Trotz Kritik waren sie auch vor der Kommunalwahl im Frühjahr diesen Jahres wieder in Kassel zu sehen: Wahlplakate von Parteien um Bäume des documenta-Kunstwerks „7000 Eichen“, hier an der Ludwig-Mond-Straße. Archivfoto: Fischer

Kassel. Immer wieder stößt die Wahlkampf-Plakatierung an Beuys Bäumen in Kassel auf Kritik.
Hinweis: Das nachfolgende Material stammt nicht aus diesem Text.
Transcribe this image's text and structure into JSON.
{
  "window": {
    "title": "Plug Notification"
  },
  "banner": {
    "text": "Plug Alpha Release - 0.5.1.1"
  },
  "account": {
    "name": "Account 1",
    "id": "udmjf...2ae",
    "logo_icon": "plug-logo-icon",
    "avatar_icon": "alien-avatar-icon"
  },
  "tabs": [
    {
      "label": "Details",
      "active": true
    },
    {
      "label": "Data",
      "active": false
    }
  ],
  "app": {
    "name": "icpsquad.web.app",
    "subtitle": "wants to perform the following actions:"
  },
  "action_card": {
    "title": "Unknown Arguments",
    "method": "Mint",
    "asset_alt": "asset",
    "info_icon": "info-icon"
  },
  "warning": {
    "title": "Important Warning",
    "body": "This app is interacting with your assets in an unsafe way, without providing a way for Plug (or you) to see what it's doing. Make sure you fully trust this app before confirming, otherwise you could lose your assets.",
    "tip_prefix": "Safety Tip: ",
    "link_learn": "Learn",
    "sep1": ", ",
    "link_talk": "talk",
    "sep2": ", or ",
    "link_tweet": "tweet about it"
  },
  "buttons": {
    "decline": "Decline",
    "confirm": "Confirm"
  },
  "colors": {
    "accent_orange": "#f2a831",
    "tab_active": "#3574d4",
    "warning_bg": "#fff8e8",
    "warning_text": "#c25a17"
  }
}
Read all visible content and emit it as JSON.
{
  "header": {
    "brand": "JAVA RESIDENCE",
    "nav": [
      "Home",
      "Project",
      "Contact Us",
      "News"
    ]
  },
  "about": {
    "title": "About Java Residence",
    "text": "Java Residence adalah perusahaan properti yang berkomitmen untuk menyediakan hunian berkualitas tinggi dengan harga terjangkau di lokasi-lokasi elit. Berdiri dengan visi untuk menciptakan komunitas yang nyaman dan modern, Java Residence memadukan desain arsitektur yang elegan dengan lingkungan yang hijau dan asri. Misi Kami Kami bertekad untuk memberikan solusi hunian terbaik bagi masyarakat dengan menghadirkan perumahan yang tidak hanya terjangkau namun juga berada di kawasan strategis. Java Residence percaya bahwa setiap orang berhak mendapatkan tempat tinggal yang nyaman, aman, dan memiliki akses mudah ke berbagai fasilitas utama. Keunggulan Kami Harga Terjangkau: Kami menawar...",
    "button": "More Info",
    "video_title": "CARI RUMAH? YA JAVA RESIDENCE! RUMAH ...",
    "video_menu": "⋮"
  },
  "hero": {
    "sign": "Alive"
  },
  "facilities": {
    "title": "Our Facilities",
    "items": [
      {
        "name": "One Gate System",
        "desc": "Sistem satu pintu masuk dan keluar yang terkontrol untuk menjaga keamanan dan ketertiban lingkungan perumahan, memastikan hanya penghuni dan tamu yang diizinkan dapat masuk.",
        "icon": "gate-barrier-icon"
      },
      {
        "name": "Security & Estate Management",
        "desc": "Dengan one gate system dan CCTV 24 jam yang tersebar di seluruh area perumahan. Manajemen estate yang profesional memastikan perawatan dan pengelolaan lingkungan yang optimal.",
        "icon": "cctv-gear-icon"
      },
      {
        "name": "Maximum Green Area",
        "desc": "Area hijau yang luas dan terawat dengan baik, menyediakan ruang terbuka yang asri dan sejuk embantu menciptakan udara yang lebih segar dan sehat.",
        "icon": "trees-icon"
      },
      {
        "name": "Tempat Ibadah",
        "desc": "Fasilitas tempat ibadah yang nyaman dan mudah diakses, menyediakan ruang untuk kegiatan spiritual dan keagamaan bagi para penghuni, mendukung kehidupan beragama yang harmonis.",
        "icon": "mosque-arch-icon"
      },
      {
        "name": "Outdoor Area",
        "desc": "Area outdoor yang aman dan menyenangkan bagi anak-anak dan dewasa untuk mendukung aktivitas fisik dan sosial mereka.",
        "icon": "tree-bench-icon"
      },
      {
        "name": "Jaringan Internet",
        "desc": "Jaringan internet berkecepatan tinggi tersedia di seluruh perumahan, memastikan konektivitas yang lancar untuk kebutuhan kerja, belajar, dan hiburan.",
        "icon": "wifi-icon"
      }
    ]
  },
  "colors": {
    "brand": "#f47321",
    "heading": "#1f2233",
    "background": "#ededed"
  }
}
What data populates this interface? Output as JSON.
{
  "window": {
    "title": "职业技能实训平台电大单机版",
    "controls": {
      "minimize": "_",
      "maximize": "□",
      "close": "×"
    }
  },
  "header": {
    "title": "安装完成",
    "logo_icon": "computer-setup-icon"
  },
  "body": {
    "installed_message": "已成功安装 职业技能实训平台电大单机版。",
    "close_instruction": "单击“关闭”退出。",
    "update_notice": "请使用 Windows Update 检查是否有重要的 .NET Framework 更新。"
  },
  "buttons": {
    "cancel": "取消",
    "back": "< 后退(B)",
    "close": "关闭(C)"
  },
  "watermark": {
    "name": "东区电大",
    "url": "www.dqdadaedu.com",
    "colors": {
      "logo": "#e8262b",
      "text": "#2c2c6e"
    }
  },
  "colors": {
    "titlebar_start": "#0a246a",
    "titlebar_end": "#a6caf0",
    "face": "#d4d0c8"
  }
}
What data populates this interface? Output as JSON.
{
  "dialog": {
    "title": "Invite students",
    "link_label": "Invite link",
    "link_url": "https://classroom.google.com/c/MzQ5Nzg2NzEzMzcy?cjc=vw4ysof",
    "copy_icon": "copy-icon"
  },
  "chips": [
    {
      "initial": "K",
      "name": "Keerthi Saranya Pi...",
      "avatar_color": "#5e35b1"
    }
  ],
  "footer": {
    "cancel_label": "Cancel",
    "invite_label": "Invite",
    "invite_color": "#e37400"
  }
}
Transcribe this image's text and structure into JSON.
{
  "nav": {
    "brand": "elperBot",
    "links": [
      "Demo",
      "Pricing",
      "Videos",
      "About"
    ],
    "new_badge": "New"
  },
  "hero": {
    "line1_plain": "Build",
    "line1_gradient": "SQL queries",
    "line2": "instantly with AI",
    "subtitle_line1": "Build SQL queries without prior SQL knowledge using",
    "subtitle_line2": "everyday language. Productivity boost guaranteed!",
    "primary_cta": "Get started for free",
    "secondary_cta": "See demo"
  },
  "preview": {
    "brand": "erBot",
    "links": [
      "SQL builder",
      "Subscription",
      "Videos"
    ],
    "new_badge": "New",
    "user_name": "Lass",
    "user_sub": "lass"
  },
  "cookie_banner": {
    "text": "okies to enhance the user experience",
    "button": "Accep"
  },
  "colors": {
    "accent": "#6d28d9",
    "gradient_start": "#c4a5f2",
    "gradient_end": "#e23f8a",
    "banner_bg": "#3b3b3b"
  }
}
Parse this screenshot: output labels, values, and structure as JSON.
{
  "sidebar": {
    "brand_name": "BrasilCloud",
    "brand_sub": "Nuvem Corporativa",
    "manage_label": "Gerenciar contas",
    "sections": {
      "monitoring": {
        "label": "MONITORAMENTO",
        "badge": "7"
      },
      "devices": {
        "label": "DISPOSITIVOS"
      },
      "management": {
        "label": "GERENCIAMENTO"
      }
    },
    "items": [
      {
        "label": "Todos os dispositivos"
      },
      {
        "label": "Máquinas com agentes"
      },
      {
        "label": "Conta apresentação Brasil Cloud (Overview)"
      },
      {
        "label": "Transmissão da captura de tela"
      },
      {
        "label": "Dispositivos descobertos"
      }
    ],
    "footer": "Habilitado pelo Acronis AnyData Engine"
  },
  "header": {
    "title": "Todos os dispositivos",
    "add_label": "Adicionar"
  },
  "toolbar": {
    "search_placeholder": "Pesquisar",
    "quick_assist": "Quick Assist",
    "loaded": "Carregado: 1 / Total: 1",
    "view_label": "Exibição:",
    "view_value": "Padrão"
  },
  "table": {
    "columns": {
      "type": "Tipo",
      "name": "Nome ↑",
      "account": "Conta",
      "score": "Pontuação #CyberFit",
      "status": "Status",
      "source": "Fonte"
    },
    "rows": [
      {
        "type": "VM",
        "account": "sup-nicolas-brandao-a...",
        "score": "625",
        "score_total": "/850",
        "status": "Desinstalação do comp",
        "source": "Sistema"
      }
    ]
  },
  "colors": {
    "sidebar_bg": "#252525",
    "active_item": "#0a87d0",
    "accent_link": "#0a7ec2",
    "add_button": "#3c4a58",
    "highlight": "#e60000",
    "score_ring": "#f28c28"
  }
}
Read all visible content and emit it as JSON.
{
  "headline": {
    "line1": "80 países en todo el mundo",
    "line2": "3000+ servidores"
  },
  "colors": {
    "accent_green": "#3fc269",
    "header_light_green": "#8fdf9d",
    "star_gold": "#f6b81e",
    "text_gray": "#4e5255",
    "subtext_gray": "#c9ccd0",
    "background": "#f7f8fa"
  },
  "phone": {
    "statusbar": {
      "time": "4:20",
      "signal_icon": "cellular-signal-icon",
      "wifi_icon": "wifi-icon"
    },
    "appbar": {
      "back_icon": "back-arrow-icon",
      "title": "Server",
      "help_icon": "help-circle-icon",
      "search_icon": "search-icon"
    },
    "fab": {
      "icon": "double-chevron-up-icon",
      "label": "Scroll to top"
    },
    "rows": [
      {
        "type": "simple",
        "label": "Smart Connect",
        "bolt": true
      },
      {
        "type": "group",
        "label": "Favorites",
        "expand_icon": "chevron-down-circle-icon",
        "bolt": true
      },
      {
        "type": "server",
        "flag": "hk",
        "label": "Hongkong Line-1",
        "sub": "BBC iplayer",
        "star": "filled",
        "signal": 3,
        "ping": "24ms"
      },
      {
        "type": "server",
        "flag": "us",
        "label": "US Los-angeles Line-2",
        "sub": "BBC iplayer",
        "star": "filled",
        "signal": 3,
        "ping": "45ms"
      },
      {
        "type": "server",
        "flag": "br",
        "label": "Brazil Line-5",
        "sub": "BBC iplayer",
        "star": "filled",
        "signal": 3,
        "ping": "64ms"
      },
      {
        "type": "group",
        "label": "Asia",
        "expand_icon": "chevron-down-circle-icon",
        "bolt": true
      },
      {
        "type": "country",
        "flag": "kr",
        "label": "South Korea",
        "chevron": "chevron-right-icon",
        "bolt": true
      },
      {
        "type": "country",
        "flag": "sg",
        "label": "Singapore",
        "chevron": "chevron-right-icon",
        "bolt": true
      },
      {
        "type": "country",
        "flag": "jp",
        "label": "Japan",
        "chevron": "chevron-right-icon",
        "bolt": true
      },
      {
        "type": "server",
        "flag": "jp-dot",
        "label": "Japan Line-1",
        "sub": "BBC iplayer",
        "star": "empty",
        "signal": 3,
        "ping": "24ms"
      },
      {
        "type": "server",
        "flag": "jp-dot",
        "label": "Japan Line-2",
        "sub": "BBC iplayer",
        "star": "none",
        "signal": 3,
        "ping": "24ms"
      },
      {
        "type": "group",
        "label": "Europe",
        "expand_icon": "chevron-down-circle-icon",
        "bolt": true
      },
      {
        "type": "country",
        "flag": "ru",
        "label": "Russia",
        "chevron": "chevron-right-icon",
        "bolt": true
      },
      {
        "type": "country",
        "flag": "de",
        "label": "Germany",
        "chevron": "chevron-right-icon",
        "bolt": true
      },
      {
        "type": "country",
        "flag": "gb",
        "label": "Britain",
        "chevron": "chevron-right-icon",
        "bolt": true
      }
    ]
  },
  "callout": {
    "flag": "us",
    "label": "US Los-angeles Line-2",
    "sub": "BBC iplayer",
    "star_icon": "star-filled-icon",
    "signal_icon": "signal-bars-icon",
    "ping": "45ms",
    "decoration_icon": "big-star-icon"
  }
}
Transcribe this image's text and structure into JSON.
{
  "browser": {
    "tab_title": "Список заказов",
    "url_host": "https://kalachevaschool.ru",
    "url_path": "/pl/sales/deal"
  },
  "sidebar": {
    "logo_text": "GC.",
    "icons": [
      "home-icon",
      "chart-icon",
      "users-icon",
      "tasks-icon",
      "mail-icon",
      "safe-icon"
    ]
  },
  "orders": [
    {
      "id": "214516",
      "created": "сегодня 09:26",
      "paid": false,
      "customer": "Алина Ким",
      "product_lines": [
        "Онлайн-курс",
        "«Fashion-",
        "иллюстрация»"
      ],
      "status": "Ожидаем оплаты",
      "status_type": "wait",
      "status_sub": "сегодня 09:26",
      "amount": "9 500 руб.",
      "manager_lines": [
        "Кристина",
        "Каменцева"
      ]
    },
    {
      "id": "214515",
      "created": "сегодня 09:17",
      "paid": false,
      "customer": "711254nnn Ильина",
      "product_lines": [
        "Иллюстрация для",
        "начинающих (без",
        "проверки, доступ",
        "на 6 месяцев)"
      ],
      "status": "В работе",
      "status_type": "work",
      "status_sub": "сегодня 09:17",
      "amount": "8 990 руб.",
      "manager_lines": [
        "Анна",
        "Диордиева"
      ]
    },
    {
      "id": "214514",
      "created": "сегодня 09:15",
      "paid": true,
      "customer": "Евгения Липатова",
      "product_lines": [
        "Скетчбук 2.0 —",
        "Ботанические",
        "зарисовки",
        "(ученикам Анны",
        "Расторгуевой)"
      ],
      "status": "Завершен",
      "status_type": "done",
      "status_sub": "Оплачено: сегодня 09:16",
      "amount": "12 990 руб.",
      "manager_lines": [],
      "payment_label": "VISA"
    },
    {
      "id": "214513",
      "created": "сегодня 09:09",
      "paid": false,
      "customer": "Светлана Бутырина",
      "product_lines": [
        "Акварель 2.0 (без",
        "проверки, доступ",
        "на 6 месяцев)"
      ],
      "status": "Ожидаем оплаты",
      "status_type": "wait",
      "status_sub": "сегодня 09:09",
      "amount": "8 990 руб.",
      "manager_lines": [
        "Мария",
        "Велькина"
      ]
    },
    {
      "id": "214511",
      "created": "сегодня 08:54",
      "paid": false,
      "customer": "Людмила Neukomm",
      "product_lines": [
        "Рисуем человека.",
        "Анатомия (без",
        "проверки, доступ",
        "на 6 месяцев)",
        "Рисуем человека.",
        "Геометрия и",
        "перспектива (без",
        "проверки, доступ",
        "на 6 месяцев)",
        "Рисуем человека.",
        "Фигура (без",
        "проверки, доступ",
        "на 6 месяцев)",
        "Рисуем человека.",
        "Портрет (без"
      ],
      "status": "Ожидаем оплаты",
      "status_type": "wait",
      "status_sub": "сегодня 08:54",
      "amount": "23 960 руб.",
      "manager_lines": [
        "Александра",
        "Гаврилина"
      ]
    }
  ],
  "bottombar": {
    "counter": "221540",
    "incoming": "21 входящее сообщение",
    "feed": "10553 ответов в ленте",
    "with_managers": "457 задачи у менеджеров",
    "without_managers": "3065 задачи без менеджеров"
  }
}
Nun unternimmt die FDP einen erneuten Anlauf, um dem Ärger ein Ende zu bereiten.

Flächendeckend Wahlplakate im Stadtgebiet, viele auch an Bäumen des documenta-Kunstwerks „7000 Eichen“ von Joseph Beuys: Die FDP will, dass die Stadt Kassel die Regeln für die Plakatierung überarbeitet. Man hoffe dabei auf eine „nachhaltige Lösung mit den anderen Parteien“, sagt FDP-Kreis- und Fraktionsvorsitzender Matthias Nölke.

Um die Parteienwerbung hat es in Kassel zuletzt im Kommunalwahlkampf Streit gegeben. Weil die Stiftung „7000 Eichen“ darum gebeten hatte, keine Plakate mehr in unmittelbarer Nähe zu den Bäumen zu genehmigen, hatte die Stadt alle Parteien der Stadtverordnetenversammlung befragt. Weil sich aber lediglich die CDU - und die noch dazu mit einem „Nein“ - geäußert hatte, durften wiederum um jeden Beuys-Baum mit Basalt-Stele die Wahlplakate aufgestellt werden.

Untersagt ist in Kassel bislang nur das Anbringen der Plakate direkt an einem Beuys-Baum. Auch die Stadt würde es begrüßen, wenn das documenta-Kunstwerk frei gehalten würde. Dazu aber wird die einvernehmliche Position der Parteien benötigt.

Mit ihrem Prüfauftrag an den Magistrat zielt die FDP darauf ab, dass die Stadt bis zum Frühjahr den Entwurf für eine neue Satzung vorlegt. Diese soll das Aufstellen von Plakatträgern in Wahlkampfzeiten regeln und eine Plakatierung an Denkmälern und Kunstwerken wie den „7000 Eichen“ für unzulässig erklären.

Dorn im Auge sind den Liberalen die vielen einzelnen Plakatträger mit einer Größe von bis zu DIN A 0 (84 mal 119 Zentimeter): Statt einer flächendeckenden Plakatierung der Stadt, die viele Bürger störe, sei man deshalb für große Stellwände an den Hauptstraßen. Dort könne jede Partei Plakate anbringen. Dies sei in vielen Kommunen des Landkreises - etwa in Fuldatal - bereits bewährte Praxis, betont Nölke.

In Kassel steht die nächste Wahl am 5. März 2017 an, dann wird über den neuen Oberbürgermeister entschieden. Über den FDP-Vorschlag zur Wahlkampf-Plakatierung werden die Mitglieder des Rechtsausschusses am heutigen Donnerstag ab 17 Uhr beraten. Die Stadtverordneten sollen am Montag, 10. Oktober, darüber beschließen.